Canada on Tuesday announced the creation of a 16-million acre park teeming with grizzly bears, wolves and wild salmon in the ancestral home of many native tribes.
Closing another chapter of the wars between environmentalists and loggers, the Great Bear Rainforest is the result of an unusual accord between governments, aboriginal First Nations, the logging industry and environmentalists.
“This innovative rainforest agreement provides a real world example of how people and wilderness can prosper together,” said Lisa Matthaus of the Sierra Club of Canada.
It will stretch 250 miles along British Columbia's rugged Pacific coastline in the ancestral home of native groups whose cultures date back thousands of years. The area also sustains the rare white spirit bear, a species found only in British Columbia.
Some logging allowed
The deal bans logging in some areas and requires more environmentally friendly logging in other portions.
While 5 million acres will be protected outright and managed as parkland, the rest will be run under a so-called ecosystem management plan to ensure sustainable forestry.
The protected area is twice the size of Yellowstone Park.
British Columbia's spectacular and lush evergreen forests have been the scene of decades of confrontation between environmentalists and loggers. Successful boycott campaigns in the 1990s led to large international companies turning away from British Columbia paper and wood products, forcing the government to find a negotiated solution.
Environmentalists coined the name Great Bear Rainforest in the 1990s. The boycott was suspended in 2001 when several green groups and forestry firms reached a tentative agreement to limit logging.
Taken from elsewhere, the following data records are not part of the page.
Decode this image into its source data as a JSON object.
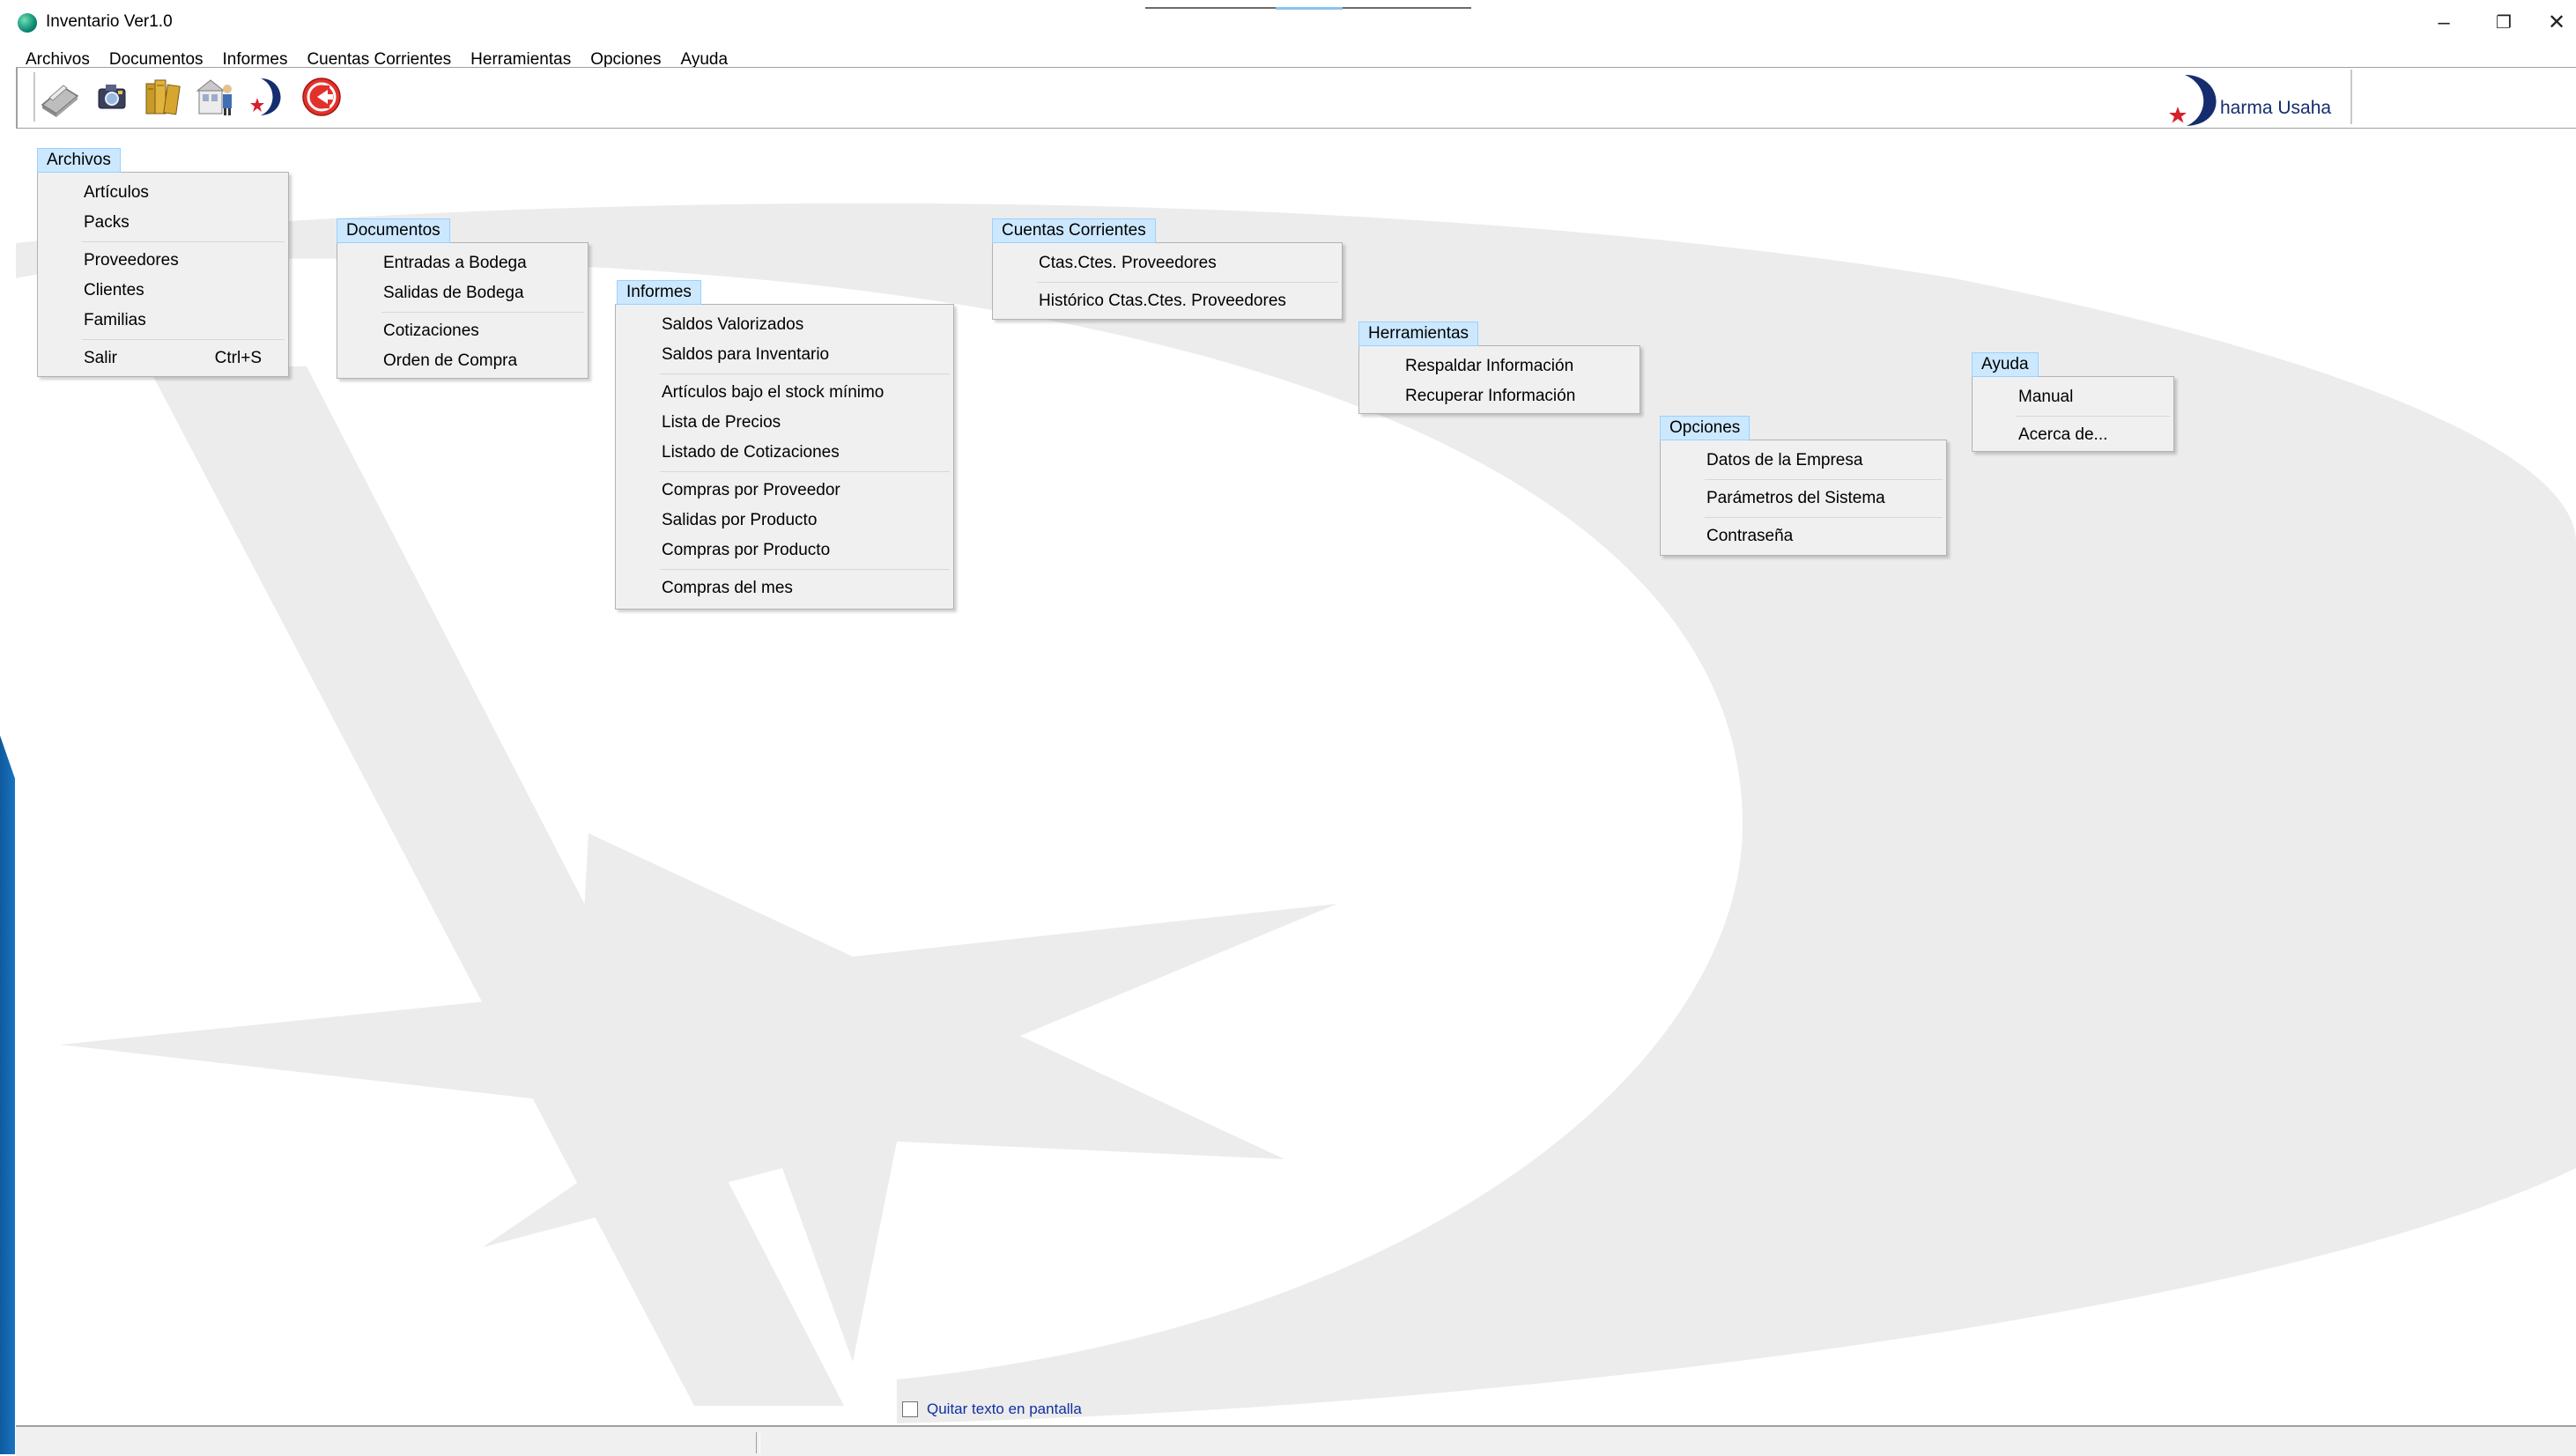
{
  "window": {
    "title": "Inventario Ver1.0",
    "minimize": "–",
    "restore": "❐",
    "close": "✕"
  },
  "menubar": [
    "Archivos",
    "Documentos",
    "Informes",
    "Cuentas Corrientes",
    "Herramientas",
    "Opciones",
    "Ayuda"
  ],
  "toolbar": {
    "buttons": [
      "scanner-icon",
      "camera-icon",
      "books-icon",
      "warehouse-icon",
      "dharma-logo-icon",
      "exit-icon"
    ],
    "brand_text": "harma Usaha"
  },
  "menus": {
    "archivos": {
      "title": "Archivos",
      "items": [
        {
          "label": "Artículos"
        },
        {
          "label": "Packs"
        },
        {
          "sep": true
        },
        {
          "label": "Proveedores"
        },
        {
          "label": "Clientes"
        },
        {
          "label": "Familias"
        },
        {
          "sep": true
        },
        {
          "label": "Salir",
          "shortcut": "Ctrl+S"
        }
      ]
    },
    "documentos": {
      "title": "Documentos",
      "items": [
        {
          "label": "Entradas a Bodega"
        },
        {
          "label": "Salidas de Bodega"
        },
        {
          "sep": true
        },
        {
          "label": "Cotizaciones"
        },
        {
          "label": "Orden de Compra"
        }
      ]
    },
    "informes": {
      "title": "Informes",
      "items": [
        {
          "label": "Saldos Valorizados"
        },
        {
          "label": "Saldos para Inventario"
        },
        {
          "sep": true
        },
        {
          "label": "Artículos bajo el stock mínimo"
        },
        {
          "label": "Lista de Precios"
        },
        {
          "label": "Listado de Cotizaciones"
        },
        {
          "sep": true
        },
        {
          "label": "Compras por Proveedor"
        },
        {
          "label": "Salidas por Producto"
        },
        {
          "label": "Compras por Producto"
        },
        {
          "sep": true
        },
        {
          "label": "Compras del mes"
        }
      ]
    },
    "cuentas": {
      "title": "Cuentas Corrientes",
      "items": [
        {
          "label": "Ctas.Ctes. Proveedores"
        },
        {
          "sep": true
        },
        {
          "label": "Histórico Ctas.Ctes. Proveedores"
        }
      ]
    },
    "herramientas": {
      "title": "Herramientas",
      "items": [
        {
          "label": "Respaldar Información"
        },
        {
          "label": "Recuperar Información"
        }
      ]
    },
    "opciones": {
      "title": "Opciones",
      "items": [
        {
          "label": "Datos de la Empresa"
        },
        {
          "sep": true
        },
        {
          "label": "Parámetros del Sistema"
        },
        {
          "sep": true
        },
        {
          "label": "Contraseña"
        }
      ]
    },
    "ayuda": {
      "title": "Ayuda",
      "items": [
        {
          "label": "Manual"
        },
        {
          "sep": true
        },
        {
          "label": "Acerca de..."
        }
      ]
    }
  },
  "remove_text_label": "Quitar texto en pantalla",
  "colors": {
    "menu_highlight": "#cce8ff",
    "menu_bg": "#f0f0f0",
    "watermark": "#ececec",
    "brand_blue": "#152d6e",
    "brand_red": "#d6202a"
  }
}
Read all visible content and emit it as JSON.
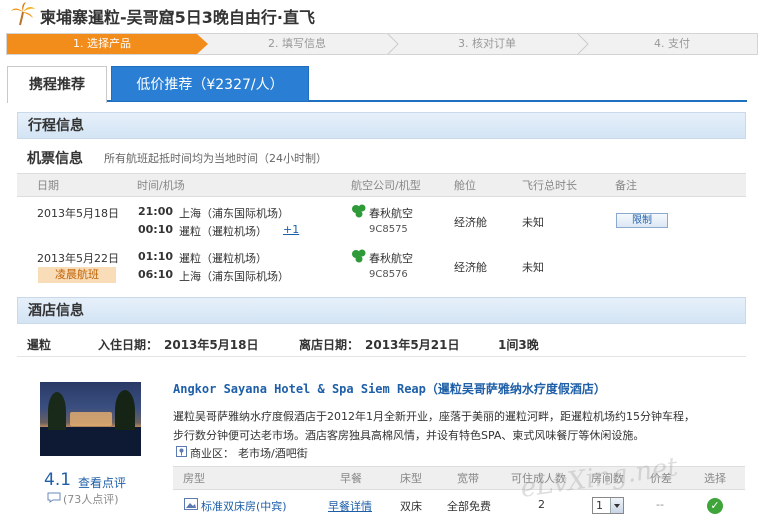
{
  "page": {
    "title": "柬埔寨暹粒-吴哥窟5日3晚自由行·直飞"
  },
  "steps": [
    "1. 选择产品",
    "2. 填写信息",
    "3. 核对订单",
    "4. 支付"
  ],
  "tabs": {
    "recommend": "携程推荐",
    "low_price": "低价推荐（¥2327/人）"
  },
  "itinerary": {
    "section_title": "行程信息",
    "flight_title": "机票信息",
    "flight_note": "所有航班起抵时间均为当地时间（24小时制）",
    "headers": [
      "日期",
      "时间/机场",
      "航空公司/机型",
      "舱位",
      "飞行总时长",
      "备注"
    ],
    "outbound": {
      "date": "2013年5月18日",
      "dep_time": "21:00",
      "dep_airport": "上海（浦东国际机场）",
      "arr_time": "00:10",
      "arr_airport": "暹粒（暹粒机场）",
      "plus_day": "+1",
      "airline": "春秋航空",
      "flight_no": "9C8575",
      "cabin": "经济舱",
      "duration": "未知",
      "remark_button": "限制"
    },
    "return": {
      "date": "2013年5月22日",
      "badge": "凌晨航班",
      "dep_time": "01:10",
      "dep_airport": "暹粒（暹粒机场）",
      "arr_time": "06:10",
      "arr_airport": "上海（浦东国际机场）",
      "airline": "春秋航空",
      "flight_no": "9C8576",
      "cabin": "经济舱",
      "duration": "未知"
    }
  },
  "hotel": {
    "section_title": "酒店信息",
    "city": "暹粒",
    "checkin_label": "入住日期：",
    "checkin": "2013年5月18日",
    "checkout_label": "离店日期：",
    "checkout": "2013年5月21日",
    "rooms_nights": "1间3晚",
    "name": "Angkor Sayana Hotel & Spa Siem Reap（暹粒吴哥萨雅纳水疗度假酒店）",
    "desc1": "暹粒吴哥萨雅纳水疗度假酒店于2012年1月全新开业，座落于美丽的暹粒河畔，距暹粒机场约15分钟车程，",
    "desc2": "步行数分钟便可达老市场。酒店客房独具高棉风情，并设有特色SPA、柬式风味餐厅等休闲设施。",
    "area_label": "商业区：",
    "area": "老市场/酒吧街",
    "score": "4.1",
    "review_link": "查看点评",
    "review_count": "(73人点评)",
    "room_headers": [
      "房型",
      "早餐",
      "床型",
      "宽带",
      "可住成人数",
      "房间数",
      "价差",
      "选择"
    ],
    "room": {
      "type": "标准双床房(中宾)",
      "breakfast": "早餐详情",
      "bed": "双床",
      "internet": "全部免费",
      "adults": "2",
      "count": "1",
      "diff": "--"
    }
  },
  "watermark": "eLvXing.net",
  "colors": {
    "accent": "#f28c1a",
    "brand_blue": "#2a7fd4",
    "link": "#1e5fa8"
  }
}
To date, Greenpeace Canada, the Sierra Club of Canada and ForestEthics, the Nature Conservancy, Tides Canada Foundation and several private U.S. and Canadian foundations have raised $52 million to help establish the financing package.
The B.C. provincial government has committed $26 million and project partners are working to secure the remaining funds from Canada's federal government.
Speaking on behalf of the 25 aboriginal groups involved in the project, Art Sterritt of the North Coast First Nations said the agreement would allow for controlled use of the land and let natives continue their traditional lifestyles.
“It wasn’t an easy job,” he said. “Everyone had to make compromises here and there.”